# Das TV-Bild von Tv-Karte und WMC zu dunkel!



## msdd63 (19. Januar 2010)

Hi Leutz,

siet ich Windows 7 installiert habe, habe ich ein viel zu dunkles TV-Bild. Unter Vista war alles in Ordnung. Habe die aktuellsten Treiber und die aktuelle Programm-Software meiner TV-Karte installiert. Ich habe eine Hauppauge WinTV-HVR-1100. Ich brauche dringend eine Lösung für das Problem, denn die Aufnahmen sind genau so dunkel. Der Support von Hauppauge konnte mir auch nicht helfen. Ich wäre sehr dankbar für eine Lösung.


----------



## mattinator (19. Januar 2010)

Nutzt Du WinTV2000 ? Ich habe zwar eine WinTV-PVR-350, aber das Programm sollte ähnlich sein.

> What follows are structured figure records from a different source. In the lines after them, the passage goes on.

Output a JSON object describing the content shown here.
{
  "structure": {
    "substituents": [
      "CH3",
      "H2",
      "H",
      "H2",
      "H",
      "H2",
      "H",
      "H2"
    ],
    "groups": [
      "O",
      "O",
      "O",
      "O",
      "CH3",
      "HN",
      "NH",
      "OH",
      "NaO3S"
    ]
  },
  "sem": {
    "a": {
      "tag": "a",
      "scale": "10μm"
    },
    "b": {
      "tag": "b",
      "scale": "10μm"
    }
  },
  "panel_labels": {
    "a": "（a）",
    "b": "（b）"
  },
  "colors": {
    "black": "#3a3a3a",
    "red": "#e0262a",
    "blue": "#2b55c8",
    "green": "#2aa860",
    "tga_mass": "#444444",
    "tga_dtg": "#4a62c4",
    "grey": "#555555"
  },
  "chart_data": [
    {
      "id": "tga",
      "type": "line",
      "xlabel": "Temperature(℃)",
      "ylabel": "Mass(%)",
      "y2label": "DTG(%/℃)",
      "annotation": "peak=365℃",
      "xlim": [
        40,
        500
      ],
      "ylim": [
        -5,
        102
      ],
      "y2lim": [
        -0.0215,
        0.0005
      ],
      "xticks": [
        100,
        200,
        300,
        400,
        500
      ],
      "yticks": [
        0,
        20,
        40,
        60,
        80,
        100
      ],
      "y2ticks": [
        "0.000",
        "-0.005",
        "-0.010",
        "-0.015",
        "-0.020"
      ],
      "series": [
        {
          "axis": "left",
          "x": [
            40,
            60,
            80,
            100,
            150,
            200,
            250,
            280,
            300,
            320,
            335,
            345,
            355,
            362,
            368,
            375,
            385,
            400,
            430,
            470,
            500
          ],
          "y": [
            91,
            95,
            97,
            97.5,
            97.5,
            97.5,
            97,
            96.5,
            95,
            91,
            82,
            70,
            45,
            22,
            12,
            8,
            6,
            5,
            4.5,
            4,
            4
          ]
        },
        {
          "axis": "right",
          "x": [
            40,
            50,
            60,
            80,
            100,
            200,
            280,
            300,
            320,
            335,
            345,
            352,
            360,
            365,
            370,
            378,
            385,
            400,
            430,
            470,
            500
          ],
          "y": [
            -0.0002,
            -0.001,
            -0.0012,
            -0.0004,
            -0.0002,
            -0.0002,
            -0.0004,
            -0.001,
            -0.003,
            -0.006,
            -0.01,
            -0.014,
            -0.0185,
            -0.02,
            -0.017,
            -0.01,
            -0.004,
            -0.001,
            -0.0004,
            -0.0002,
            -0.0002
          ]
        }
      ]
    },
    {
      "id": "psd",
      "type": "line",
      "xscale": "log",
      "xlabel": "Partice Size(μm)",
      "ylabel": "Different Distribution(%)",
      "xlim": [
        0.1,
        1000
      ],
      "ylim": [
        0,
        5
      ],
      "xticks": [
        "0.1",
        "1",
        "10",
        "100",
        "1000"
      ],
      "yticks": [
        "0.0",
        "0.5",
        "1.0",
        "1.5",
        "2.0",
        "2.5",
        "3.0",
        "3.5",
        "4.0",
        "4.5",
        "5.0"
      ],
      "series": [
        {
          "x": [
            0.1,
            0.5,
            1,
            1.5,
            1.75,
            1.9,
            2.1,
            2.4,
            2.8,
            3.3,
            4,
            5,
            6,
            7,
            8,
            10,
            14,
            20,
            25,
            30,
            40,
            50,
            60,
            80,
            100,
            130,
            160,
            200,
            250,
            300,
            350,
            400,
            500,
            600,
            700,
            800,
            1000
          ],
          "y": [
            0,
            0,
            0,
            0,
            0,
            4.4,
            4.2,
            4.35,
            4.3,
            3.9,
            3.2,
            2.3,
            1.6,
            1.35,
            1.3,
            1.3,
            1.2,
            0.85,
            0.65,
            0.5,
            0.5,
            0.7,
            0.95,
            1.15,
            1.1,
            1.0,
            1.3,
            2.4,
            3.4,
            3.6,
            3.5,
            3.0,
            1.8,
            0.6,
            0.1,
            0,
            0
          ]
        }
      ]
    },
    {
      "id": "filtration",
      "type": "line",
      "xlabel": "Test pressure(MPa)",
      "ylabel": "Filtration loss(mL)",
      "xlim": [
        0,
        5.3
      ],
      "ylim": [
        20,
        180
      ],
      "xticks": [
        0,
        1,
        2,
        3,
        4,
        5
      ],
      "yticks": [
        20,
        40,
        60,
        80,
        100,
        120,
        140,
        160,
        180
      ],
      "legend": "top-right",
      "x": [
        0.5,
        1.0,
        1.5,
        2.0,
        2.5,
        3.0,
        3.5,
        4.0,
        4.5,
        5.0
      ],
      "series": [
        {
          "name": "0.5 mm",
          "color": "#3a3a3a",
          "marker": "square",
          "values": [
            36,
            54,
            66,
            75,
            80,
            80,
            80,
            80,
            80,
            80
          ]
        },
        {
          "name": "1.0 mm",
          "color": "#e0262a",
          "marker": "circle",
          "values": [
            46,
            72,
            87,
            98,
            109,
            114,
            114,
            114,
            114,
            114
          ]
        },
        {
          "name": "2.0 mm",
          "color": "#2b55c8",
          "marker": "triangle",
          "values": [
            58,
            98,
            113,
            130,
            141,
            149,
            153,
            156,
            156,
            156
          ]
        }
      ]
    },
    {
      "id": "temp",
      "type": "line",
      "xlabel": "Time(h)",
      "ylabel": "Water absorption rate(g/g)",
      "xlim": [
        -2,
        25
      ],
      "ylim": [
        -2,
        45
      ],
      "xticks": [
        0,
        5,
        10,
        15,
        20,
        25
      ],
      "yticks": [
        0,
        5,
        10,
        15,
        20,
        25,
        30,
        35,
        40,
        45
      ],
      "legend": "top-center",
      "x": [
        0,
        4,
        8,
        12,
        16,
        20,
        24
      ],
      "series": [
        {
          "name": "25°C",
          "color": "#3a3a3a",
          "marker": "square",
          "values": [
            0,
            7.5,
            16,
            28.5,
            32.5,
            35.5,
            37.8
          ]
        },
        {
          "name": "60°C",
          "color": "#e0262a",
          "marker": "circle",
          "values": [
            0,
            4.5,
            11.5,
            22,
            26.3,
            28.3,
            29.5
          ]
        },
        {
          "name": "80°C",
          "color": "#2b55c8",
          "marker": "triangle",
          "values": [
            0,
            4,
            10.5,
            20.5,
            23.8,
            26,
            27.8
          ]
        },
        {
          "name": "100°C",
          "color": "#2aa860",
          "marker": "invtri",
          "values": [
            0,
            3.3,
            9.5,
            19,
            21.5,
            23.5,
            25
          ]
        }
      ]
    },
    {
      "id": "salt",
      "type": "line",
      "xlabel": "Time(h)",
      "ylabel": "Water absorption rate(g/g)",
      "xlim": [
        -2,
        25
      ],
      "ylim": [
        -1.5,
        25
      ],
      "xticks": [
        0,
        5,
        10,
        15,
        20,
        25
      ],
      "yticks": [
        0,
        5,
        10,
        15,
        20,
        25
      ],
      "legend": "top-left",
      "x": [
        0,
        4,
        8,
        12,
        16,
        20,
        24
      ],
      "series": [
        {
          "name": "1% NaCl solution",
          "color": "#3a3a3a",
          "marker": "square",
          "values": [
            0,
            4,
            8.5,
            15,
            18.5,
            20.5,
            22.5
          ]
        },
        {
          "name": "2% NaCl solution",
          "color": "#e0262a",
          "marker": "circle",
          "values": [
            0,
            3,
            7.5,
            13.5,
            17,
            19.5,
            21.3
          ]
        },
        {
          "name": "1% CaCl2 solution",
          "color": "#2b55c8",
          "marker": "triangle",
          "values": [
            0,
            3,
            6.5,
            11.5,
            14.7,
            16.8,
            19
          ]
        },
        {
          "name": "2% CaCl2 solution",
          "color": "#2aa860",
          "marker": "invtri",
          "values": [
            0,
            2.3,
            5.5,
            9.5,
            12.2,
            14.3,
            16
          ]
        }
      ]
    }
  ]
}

Du kannst die Helligkeit in WinTV2000 konfigurieren, s. Bild.


----------



## msdd63 (20. Januar 2010)

Nein, ich nutze WinTV7. Ich hatte unter Vsita WinTV4.0, da war alles ok. Ich habe das WinTV4.0 auch unter Win7 ausprobiert, da war das Bild auch so dunkel, und wenn ich den Heligkeitsregler nur ein paar mm heller stellte wurde das Bild gleich ganz hell und blass. Es kann auch eigentlich nicht an WinTV liegen, denn beim Windows Media Center hab ich ja das gleiche Problem. Also müsste es an Win7 liegen.


----------



## mattinator (20. Januar 2010)

Ich hatte mal das gleiche Problem unter Windows XP mit älteren Grafik-Treibern, da gab es eine Bug mit dem Farbprofil für Video-Darstellung. Da ich jetzt auch noch Windows XP habe, kann ich Dir nicht direkt weiterhelfen. Hast Du mal in den Video-Farbeinstellungen des NVIDIA-Grafiktreibers oder Windows Media Players nachgesehen ? Im Anhang mal die Ansichten unter Windows XP, vllt. ist es unter Windows 7 ähnlich.


----------



## msdd63 (21. Januar 2010)

Die Einstellungen in meiner Nvidia Steuerung sind genauso so wie bei Dir.


----------